The Small Business Saturday phenomenon edged its way into Black Friday spending with more consumers going local during the holiday shopping season.

Founded six years ago by American Express, Small Business Saturday was leveraged as a way to answer the most pressing need of small businesses, which was to generate more customers. “The idea was to find a smart way to help small businesses by attracting more customers,” says Nicole Leinbach-Reyhle, owner and CEO of Denver-based RetailMinded.com and spokesperson for American Express's Small Business Saturday. “Since the day Small Business Saturday launched, it has become a huge day for customers and a great way for small businesses to kick off the holiday season,” she said.

Leinbach-Reyhle reports 88 million “shopped small” last year, which was up from the year before. According to American Express OPEN, an estimated $14.3 billion was spent on Small Business Saturday in 2014.

Neighborhood Champions are organizations like the Chamber of Commerce, downtown associations or economic development organizations that simultaneously promote multiple local businesses during the small business event.

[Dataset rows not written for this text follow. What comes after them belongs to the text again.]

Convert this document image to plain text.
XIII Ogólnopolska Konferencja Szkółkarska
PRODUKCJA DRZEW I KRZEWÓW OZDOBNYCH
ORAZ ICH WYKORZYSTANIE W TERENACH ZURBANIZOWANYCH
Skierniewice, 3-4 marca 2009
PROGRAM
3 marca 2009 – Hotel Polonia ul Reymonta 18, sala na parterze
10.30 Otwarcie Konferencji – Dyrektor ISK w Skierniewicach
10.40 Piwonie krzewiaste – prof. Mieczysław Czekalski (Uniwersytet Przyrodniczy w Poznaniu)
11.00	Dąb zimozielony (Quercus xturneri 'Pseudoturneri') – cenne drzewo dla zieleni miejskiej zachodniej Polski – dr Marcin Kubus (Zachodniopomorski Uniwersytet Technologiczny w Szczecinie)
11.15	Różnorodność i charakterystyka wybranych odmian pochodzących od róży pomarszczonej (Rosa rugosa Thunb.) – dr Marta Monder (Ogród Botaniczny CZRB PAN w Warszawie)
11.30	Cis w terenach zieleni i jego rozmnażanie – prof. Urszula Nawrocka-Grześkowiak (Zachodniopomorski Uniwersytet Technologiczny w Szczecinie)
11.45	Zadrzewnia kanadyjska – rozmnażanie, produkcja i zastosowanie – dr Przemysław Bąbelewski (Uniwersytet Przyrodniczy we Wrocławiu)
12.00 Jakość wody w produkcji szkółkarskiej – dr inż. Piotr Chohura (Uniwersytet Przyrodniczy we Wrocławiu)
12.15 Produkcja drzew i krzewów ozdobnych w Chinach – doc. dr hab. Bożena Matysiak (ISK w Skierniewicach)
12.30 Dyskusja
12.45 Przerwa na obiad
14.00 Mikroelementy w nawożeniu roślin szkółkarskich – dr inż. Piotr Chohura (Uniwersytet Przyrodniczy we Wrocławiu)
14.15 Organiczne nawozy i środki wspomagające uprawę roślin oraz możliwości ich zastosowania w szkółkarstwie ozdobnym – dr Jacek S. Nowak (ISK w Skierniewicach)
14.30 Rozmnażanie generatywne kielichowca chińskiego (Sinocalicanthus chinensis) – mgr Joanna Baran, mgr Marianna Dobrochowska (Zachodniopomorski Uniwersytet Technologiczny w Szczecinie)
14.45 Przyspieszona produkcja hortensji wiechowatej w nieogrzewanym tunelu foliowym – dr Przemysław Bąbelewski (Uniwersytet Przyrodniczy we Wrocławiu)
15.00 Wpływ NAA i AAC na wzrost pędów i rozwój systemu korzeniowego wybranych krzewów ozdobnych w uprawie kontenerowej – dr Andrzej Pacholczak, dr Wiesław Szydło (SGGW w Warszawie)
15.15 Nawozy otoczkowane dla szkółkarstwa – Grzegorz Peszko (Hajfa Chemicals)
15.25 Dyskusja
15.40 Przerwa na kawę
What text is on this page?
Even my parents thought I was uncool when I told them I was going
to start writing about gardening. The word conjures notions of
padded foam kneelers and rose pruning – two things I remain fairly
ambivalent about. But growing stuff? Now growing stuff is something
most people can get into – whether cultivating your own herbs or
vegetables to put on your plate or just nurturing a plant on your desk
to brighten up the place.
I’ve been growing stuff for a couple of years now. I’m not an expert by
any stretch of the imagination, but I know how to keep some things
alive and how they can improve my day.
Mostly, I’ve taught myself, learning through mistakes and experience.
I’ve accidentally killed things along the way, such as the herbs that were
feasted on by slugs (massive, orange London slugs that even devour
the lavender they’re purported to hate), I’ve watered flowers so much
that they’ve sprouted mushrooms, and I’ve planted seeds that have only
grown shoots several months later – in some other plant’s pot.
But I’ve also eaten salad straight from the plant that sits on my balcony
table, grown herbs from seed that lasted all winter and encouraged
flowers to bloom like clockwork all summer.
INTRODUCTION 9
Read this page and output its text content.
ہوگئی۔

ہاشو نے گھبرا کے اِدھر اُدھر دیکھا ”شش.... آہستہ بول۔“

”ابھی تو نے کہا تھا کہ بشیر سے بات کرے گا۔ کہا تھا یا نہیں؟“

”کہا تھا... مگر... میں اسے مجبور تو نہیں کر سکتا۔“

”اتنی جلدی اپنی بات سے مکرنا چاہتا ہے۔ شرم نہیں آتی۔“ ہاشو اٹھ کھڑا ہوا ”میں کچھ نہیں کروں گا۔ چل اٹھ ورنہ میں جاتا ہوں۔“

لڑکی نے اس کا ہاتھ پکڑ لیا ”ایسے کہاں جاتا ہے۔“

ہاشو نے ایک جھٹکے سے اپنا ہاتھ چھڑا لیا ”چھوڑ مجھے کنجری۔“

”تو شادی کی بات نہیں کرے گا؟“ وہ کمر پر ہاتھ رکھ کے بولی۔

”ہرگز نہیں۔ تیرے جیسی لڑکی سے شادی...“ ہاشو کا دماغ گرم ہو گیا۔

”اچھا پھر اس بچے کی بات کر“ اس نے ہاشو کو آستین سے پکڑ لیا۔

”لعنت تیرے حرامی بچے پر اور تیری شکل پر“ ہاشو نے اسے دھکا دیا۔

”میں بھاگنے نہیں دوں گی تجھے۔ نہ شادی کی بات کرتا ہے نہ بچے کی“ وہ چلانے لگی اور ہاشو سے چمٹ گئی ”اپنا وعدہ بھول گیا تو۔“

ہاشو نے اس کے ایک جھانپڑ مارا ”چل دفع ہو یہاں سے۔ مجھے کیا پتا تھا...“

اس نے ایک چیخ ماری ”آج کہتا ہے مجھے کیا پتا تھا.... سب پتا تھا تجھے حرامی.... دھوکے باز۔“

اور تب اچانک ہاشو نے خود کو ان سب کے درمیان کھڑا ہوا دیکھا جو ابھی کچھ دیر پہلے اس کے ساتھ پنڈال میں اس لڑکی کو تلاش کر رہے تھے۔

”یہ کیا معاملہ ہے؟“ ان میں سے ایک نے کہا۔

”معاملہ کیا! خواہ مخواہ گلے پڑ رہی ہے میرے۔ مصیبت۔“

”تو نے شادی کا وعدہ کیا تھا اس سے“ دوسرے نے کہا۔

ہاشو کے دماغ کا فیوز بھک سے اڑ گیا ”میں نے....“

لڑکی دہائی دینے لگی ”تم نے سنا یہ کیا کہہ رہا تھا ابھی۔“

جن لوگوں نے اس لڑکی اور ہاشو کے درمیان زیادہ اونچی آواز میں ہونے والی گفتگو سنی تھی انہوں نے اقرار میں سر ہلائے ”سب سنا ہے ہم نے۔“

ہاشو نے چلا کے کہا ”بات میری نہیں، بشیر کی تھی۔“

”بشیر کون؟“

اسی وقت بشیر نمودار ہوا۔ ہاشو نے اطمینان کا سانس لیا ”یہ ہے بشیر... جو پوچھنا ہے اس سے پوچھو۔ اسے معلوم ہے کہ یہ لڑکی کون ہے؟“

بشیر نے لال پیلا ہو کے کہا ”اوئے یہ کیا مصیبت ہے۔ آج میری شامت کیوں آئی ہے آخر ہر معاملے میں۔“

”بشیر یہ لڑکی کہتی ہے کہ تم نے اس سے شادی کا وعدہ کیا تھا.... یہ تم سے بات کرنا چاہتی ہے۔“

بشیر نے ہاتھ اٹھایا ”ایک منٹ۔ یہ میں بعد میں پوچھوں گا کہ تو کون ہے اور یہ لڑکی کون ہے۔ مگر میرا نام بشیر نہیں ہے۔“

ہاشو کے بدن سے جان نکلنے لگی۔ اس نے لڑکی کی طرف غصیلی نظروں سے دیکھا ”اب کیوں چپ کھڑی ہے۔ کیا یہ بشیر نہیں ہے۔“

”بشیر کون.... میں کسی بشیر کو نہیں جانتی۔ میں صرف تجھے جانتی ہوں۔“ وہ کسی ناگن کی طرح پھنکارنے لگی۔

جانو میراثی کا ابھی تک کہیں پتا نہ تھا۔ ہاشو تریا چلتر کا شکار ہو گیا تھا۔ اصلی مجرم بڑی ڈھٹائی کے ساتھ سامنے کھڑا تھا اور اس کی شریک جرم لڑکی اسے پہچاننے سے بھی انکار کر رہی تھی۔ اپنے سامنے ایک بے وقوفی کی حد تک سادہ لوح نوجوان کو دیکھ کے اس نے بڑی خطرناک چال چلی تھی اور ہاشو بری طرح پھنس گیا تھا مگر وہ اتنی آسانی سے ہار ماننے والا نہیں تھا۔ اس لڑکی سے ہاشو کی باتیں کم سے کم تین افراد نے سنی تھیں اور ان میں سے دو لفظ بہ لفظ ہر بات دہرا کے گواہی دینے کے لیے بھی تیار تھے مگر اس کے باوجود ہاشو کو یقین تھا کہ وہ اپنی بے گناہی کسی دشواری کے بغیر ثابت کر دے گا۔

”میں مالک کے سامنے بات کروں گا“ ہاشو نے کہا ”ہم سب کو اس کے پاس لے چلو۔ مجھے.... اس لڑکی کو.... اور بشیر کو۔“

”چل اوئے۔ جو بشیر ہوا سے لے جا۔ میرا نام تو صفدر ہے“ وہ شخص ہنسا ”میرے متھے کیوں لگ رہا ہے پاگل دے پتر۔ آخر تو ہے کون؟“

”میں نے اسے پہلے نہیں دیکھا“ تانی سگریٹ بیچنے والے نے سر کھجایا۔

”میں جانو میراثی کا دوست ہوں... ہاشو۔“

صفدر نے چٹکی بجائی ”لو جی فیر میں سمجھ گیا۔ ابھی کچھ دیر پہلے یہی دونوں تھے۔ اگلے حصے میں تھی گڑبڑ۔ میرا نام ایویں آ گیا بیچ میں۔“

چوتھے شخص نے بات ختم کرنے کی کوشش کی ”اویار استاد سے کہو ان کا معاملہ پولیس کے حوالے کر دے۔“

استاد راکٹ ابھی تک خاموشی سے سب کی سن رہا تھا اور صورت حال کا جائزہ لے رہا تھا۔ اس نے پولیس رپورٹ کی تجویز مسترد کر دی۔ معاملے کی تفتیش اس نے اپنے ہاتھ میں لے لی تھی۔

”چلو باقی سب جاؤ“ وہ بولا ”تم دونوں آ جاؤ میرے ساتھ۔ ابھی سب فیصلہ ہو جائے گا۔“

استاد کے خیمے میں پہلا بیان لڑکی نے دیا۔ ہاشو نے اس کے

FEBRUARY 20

“We are already seeing an increase in Neighborhood Champions this year too, rising from 1,700 groups last year to 3,500 signup thus far,” Leinbach-Reyhle says.

Atchison says her organization isn’t missing an opportunity to showcase businesses in her area this holiday season. “These cash mobs have been a great lead in to the kick off of our ‘Think Local’ campaign, which we call ‘You’ll Find It In Pacific Grove!’” Atchison said.

On Small Business Saturday over 20 local business will offer special discounts and promotions to customers in the Pacific Grove area.